Will the Minister look at training more bereavement midwives? Sands has developed the national bereavement care pathway, which provides the framework and tools to ensure that all health professionals are adequately equipped to provide the standard of bereavement care so sorely needed during the immediate aftermath of pregnancy or baby loss. That would prevent women like me, 30 years on, from hearing those same lines; health professionals would understand that, kind as they are meant, they do not help in the long term.
I thank my very good friend for her work on this issue. On the point about discrepancy, in my constituency a baby died—it was negligence—and the mother was sent home with four leaflets and never contacted again by the hospital. By contrast, my very best friend lost her baby at nine months in January—as Members can see, we all grieve when we lose someone that close to us—and she had phenomenal care from Tommy’s. Will my hon. Friend press the Minister to do all she can to ensure that there are national guidelines against which the NHS is held to account, monitored and graded for how it provides bereavement care?
I thank my hon. Friend; she must not apologise because obviously this issue is very close to us all. We feel very deeply for all mothers who lose. That is one thing that I wish to ask the Minister to do: will she ask the Government to mandate the national bereavement care pathway so that it is nationwide?
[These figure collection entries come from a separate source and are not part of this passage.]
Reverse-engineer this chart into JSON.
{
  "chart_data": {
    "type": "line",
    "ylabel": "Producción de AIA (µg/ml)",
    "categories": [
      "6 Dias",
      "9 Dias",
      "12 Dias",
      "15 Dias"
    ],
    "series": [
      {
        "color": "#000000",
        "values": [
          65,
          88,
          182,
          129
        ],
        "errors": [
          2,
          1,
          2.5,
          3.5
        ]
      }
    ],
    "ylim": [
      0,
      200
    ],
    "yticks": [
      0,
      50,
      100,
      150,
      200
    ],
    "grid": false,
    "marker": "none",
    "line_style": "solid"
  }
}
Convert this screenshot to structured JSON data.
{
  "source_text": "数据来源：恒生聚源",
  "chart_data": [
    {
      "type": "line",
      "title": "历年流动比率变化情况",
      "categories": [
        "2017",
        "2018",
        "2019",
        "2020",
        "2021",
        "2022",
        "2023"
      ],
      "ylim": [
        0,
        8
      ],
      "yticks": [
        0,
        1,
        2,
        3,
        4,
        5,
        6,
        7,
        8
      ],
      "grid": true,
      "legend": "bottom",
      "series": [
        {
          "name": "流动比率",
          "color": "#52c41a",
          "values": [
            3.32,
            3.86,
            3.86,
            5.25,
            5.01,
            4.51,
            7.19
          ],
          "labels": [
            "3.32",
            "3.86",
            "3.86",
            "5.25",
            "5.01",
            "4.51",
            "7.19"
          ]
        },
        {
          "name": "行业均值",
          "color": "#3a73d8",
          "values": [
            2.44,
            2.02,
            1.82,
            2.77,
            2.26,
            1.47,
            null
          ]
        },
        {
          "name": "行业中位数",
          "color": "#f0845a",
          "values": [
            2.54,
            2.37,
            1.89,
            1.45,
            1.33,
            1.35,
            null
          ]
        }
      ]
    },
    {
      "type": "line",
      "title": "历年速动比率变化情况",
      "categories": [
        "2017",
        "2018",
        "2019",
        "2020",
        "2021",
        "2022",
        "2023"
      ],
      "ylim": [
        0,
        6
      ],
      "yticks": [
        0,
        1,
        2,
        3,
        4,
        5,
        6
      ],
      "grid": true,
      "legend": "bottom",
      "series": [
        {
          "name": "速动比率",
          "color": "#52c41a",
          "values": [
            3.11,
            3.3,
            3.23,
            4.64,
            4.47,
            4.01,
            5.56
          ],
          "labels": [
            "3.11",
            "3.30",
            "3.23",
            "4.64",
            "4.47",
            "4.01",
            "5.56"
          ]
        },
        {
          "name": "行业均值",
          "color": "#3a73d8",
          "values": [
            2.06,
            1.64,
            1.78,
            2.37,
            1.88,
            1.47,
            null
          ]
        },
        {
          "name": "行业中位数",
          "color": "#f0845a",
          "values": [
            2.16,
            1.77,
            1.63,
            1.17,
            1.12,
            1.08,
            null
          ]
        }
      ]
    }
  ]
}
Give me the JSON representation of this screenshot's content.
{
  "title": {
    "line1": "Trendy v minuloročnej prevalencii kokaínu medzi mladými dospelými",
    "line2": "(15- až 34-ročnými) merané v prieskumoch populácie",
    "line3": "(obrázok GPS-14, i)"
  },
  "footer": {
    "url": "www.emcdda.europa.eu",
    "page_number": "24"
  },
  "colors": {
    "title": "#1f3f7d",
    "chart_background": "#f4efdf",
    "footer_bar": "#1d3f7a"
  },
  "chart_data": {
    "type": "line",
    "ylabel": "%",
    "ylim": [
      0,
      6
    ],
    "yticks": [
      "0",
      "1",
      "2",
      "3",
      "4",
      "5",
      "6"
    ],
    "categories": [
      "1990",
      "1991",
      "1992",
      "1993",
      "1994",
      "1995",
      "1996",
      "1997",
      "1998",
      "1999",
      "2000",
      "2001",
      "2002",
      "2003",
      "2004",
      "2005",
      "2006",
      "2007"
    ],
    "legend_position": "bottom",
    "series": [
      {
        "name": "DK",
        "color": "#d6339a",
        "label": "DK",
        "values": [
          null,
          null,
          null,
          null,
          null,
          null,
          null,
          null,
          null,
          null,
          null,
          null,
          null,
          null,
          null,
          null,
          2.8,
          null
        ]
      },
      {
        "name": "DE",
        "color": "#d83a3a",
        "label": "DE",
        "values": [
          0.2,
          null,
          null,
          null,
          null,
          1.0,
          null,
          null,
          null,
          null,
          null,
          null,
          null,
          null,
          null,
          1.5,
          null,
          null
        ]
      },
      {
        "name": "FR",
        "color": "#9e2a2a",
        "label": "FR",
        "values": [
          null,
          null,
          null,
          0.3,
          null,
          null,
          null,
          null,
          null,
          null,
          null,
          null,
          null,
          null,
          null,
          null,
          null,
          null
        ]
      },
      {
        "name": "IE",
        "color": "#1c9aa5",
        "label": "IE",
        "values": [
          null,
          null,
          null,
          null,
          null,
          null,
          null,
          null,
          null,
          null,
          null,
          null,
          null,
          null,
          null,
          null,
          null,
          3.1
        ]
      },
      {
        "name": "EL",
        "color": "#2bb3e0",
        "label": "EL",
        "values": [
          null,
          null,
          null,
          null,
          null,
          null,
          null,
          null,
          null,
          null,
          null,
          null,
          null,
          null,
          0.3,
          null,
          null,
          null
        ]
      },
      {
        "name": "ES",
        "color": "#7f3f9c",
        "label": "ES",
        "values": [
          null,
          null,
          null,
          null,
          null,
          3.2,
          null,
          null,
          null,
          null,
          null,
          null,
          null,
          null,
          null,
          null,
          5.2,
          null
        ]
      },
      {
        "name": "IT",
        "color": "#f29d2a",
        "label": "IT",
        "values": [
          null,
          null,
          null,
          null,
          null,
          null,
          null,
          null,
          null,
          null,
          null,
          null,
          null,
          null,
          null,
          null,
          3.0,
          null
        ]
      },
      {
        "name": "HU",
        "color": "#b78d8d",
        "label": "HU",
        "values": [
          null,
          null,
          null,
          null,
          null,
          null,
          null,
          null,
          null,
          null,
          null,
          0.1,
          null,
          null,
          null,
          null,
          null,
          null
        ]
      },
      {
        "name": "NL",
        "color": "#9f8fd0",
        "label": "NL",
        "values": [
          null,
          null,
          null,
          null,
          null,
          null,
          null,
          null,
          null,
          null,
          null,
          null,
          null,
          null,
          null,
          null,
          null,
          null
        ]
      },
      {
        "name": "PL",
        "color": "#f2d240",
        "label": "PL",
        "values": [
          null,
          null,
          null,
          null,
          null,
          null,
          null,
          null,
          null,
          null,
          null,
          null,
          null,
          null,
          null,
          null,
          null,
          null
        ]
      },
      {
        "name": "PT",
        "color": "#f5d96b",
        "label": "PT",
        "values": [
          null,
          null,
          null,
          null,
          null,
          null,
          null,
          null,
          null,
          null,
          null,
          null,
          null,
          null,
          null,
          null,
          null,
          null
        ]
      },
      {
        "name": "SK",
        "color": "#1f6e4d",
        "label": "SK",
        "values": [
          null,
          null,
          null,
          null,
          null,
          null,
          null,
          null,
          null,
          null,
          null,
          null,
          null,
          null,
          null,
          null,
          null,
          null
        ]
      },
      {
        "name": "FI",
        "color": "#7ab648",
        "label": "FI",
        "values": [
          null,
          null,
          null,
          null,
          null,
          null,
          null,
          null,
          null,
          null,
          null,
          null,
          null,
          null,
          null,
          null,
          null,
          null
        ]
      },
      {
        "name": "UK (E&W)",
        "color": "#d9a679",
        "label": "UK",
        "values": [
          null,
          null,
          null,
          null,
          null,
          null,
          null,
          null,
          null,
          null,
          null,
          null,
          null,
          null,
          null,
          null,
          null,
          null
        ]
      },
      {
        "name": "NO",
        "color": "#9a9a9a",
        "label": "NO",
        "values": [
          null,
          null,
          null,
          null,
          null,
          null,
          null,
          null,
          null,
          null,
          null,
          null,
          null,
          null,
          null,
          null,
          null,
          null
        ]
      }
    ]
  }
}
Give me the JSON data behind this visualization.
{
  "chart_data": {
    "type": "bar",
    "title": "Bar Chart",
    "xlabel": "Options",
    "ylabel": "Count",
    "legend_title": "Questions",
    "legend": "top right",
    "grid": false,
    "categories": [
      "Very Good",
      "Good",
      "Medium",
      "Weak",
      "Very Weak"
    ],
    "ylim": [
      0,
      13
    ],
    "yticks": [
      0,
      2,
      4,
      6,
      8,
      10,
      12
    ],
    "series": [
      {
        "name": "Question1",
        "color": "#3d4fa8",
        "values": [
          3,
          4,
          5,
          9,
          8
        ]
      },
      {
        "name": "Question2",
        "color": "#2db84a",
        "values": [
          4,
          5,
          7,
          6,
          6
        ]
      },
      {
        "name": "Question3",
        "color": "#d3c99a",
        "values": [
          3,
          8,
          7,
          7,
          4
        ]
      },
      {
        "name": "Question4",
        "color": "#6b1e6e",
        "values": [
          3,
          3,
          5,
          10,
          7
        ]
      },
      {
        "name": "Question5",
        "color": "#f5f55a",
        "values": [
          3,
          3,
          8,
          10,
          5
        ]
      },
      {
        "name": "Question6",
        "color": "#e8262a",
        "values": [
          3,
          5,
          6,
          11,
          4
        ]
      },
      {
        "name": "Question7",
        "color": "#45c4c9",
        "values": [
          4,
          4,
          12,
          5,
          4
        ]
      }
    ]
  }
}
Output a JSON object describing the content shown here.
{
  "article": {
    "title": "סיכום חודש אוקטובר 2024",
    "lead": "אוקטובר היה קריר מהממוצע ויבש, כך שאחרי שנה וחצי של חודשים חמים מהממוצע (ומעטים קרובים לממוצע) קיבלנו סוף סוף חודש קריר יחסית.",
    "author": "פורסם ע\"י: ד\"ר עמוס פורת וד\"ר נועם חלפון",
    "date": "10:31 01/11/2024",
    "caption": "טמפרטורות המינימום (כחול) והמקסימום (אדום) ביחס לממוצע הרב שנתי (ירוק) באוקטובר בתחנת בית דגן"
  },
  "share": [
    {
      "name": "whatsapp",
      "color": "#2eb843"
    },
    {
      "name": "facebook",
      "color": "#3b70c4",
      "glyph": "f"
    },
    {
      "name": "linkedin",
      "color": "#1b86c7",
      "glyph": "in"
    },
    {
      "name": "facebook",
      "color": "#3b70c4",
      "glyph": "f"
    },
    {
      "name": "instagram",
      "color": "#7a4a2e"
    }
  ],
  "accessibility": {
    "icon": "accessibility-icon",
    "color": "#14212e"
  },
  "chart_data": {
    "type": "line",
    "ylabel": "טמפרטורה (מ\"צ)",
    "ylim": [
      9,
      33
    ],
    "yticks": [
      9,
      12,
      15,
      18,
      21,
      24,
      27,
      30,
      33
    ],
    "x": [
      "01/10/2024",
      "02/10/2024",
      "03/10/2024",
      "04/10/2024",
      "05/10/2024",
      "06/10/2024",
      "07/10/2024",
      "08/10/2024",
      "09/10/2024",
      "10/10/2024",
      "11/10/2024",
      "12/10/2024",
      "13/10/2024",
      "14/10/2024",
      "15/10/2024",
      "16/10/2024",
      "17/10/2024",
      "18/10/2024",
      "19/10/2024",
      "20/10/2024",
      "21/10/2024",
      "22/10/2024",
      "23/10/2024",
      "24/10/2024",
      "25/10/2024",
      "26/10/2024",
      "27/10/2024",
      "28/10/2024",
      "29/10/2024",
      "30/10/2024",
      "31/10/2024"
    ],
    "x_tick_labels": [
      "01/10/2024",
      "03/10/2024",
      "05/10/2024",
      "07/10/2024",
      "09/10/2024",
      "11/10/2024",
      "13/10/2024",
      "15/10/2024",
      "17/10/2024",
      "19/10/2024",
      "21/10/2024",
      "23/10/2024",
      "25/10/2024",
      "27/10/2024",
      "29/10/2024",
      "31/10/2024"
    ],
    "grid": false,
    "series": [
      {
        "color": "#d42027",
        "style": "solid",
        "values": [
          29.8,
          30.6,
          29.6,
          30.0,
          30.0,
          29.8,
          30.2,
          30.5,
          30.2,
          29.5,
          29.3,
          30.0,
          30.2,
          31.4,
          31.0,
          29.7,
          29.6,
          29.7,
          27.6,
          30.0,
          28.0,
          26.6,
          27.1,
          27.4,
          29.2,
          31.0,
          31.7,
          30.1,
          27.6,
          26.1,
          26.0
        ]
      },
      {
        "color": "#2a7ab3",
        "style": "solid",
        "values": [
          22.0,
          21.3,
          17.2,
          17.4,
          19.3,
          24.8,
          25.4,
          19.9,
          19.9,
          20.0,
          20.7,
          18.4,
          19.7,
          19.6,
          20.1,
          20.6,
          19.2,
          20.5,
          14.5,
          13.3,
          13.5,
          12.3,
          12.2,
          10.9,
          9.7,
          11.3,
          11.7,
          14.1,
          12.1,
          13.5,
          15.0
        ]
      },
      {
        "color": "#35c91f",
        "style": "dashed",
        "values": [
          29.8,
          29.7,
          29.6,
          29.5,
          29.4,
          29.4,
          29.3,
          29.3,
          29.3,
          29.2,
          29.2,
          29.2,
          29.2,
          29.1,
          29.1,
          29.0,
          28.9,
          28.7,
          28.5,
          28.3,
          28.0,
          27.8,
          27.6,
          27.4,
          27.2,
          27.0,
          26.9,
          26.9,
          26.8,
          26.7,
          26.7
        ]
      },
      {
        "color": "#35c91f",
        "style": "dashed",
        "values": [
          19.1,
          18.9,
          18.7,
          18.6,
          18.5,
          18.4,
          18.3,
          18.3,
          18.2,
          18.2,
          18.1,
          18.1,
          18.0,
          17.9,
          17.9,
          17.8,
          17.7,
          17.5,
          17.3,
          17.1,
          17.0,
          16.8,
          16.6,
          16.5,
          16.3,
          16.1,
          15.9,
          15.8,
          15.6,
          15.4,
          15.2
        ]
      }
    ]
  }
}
Although 105 trusts are already formally committed to rolling it out, they need the additional funding to fully implement all the standards of the NBCP. It is no good just taking part of it; we need it all in place and all midwives need to have that training. What steps is the Minister taking to ensure that all trusts can implement this vital support service?
Those are the three big asks. I know they are big, that times are not great and that there are not funds, but this is such a vital policy area and so much long-term pain could be caused. I thank Members for their time.
I sincerely thank all colleagues who have taken part in the debate, particularly those who have shared their own devastating personal stories. As the hon. Member for Leeds East (Richard Burgon) said, there is clearly cross-party support for addressing this important issue; I do not think anyone in the Chamber wants to quote from any more reports. Will the Minister kindly take what she has heard today to the Prime Minister and ask that it be made a priority?
Question put and agreed to.
Resolved,
That this House has considered baby loss and safe staffing in maternity care.